A simple Speedlite flash works very well - whilst Canon even make a small flash (controlled via the cameras menus instead of on controls on the flash itself) in their 270EX series - ideal if you want something that replaces teh popup if you don't have one in the camera (Although also subject to many limitations also present with popup flashes - although the 270EX flashes can aim upwards for some diffusion in indoor areas). 

You can get by without one, but you'll find that having one adds a lot to what you can do.


----------



## Dao (Dec 7, 2012)

Actually, 5DIII or entry level DSLR, I will get a external flash.  It is nice to have a on-camera flash.  It comes in handy sometimes (i.e. use it as fill under harsh sun light).   But a external flash is better option anyway whether it is a TTL or non TTL.


----------



## paigew (Dec 7, 2012)

If you can afford it go all the way!! I wish I would have gone with ff rather than a crop because it has only been 1 year and I already want to upgrade.


----------



## jaomul (Dec 7, 2012)

Ff and crop cameras work exactly the same as said. Both differ in the field of view they capture so lenses of similar focal lengths on one may not be suitable for the same photo situation on the other. Don't be put off by the Ff difficulty. It doesn't exist


----------



## TCampbell (Dec 7, 2012)

Most people _want_ a full frame camera, but given that the price tag of even an "inexpensive" FF camera is still higher than an "expensive" crop-frame camera, the crop-frame bodies are far more popular.  Full-frame is what people tend to want... eventually.

If you can afford a full-frame body now, then by all means, go for it.  

Full frame isn't any more or less complicated than using a nice crop-frame camera.  There will always be differences from body to body, but the major difference really is that the larger sensor size provides a larger field of view through the lens.  As a side-effect of having a larger sensor, the reflex mirror also needs to be larger, which means the pentaprism has to be larger, which means the viewfinder offers a larger and brighter view as well -- they're a joy to use.

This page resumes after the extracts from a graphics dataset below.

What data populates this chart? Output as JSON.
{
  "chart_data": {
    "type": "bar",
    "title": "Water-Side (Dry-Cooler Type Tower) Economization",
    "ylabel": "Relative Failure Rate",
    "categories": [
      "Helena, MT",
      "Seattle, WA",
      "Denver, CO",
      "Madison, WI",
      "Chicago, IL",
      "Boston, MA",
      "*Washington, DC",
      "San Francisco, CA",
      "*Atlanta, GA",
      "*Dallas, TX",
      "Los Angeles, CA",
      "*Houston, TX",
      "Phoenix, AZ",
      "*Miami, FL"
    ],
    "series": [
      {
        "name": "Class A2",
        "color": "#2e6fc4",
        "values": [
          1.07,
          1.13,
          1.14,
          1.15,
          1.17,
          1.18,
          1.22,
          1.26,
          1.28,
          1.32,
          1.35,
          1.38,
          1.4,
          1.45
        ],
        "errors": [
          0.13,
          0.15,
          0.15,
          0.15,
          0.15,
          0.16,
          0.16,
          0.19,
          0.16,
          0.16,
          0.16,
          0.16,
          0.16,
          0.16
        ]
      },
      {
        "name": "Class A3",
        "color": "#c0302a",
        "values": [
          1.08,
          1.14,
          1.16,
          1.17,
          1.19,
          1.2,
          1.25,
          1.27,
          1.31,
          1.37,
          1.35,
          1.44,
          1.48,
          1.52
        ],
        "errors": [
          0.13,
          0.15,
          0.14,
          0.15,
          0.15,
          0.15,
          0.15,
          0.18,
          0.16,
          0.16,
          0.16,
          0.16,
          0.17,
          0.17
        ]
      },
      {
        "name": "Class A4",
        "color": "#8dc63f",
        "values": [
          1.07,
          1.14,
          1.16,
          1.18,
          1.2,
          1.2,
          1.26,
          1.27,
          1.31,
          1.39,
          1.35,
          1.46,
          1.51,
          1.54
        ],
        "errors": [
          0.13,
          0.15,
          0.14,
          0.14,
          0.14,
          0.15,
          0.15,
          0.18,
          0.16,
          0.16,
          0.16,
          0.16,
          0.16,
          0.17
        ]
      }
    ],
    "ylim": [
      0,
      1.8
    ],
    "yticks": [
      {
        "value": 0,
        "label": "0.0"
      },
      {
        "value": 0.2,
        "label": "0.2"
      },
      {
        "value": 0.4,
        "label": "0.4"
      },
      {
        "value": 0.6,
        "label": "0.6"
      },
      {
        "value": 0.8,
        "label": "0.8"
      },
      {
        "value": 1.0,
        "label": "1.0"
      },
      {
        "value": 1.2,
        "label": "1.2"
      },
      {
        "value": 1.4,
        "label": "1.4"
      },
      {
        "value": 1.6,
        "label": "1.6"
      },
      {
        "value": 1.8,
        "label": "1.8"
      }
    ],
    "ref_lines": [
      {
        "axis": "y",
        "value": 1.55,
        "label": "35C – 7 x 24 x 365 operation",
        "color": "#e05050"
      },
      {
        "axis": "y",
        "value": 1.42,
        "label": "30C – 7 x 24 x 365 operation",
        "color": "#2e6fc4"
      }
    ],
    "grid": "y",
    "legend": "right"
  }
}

Overread mentioned the auto "scene" based modes go away.  That's because "scene" based automatic shooting modes really just bias the camera's exposure settings.  For any given shot, there are probably MANY different combinations of shutter speed, aperture, and ISO which all technically collect the same balance of light to create a proper exposure.  But while you might want a narrow aperture and longer shutter speed for a landscape photo, you would probably want a fast shutter speed and a wide aperture for a sports photo.  The "scene" based modes simply tell the camera "I'm taking a landscape photo" or "I'm taking an action/sports photo" so that it will bias the exposure toward the settings which are more optimal for the type of shooting you plan to do.  Since full-frame cameras tend to be owned by people who have been shooting a while, and those same experienced photographers know how to bias the exposure settings, the "scene" based auto modes are unnecessary on high-end pro bodies (it's considered a feature that probably only beginners would want.)

Crop-frame bodies are somewhat more forgiving in the optical quality of lens glass as compared to full-frame.  That's because the central axis of a lens tends to be it's "sweet spot" -- it can deliver the sharpest part of an image in the center.  As you increase the distance from the center, the image quality degrades.  A full-frame camera has a significantly larger sensor size... which means it's corners are farther away from the center.  THAT means you want lenses where the resolving power doesn't degrade much and those lenses tend to be more expensive.  So... if you're buying a full-frame camera, don't get stingy on what you're willing to spend on the lenses.


----------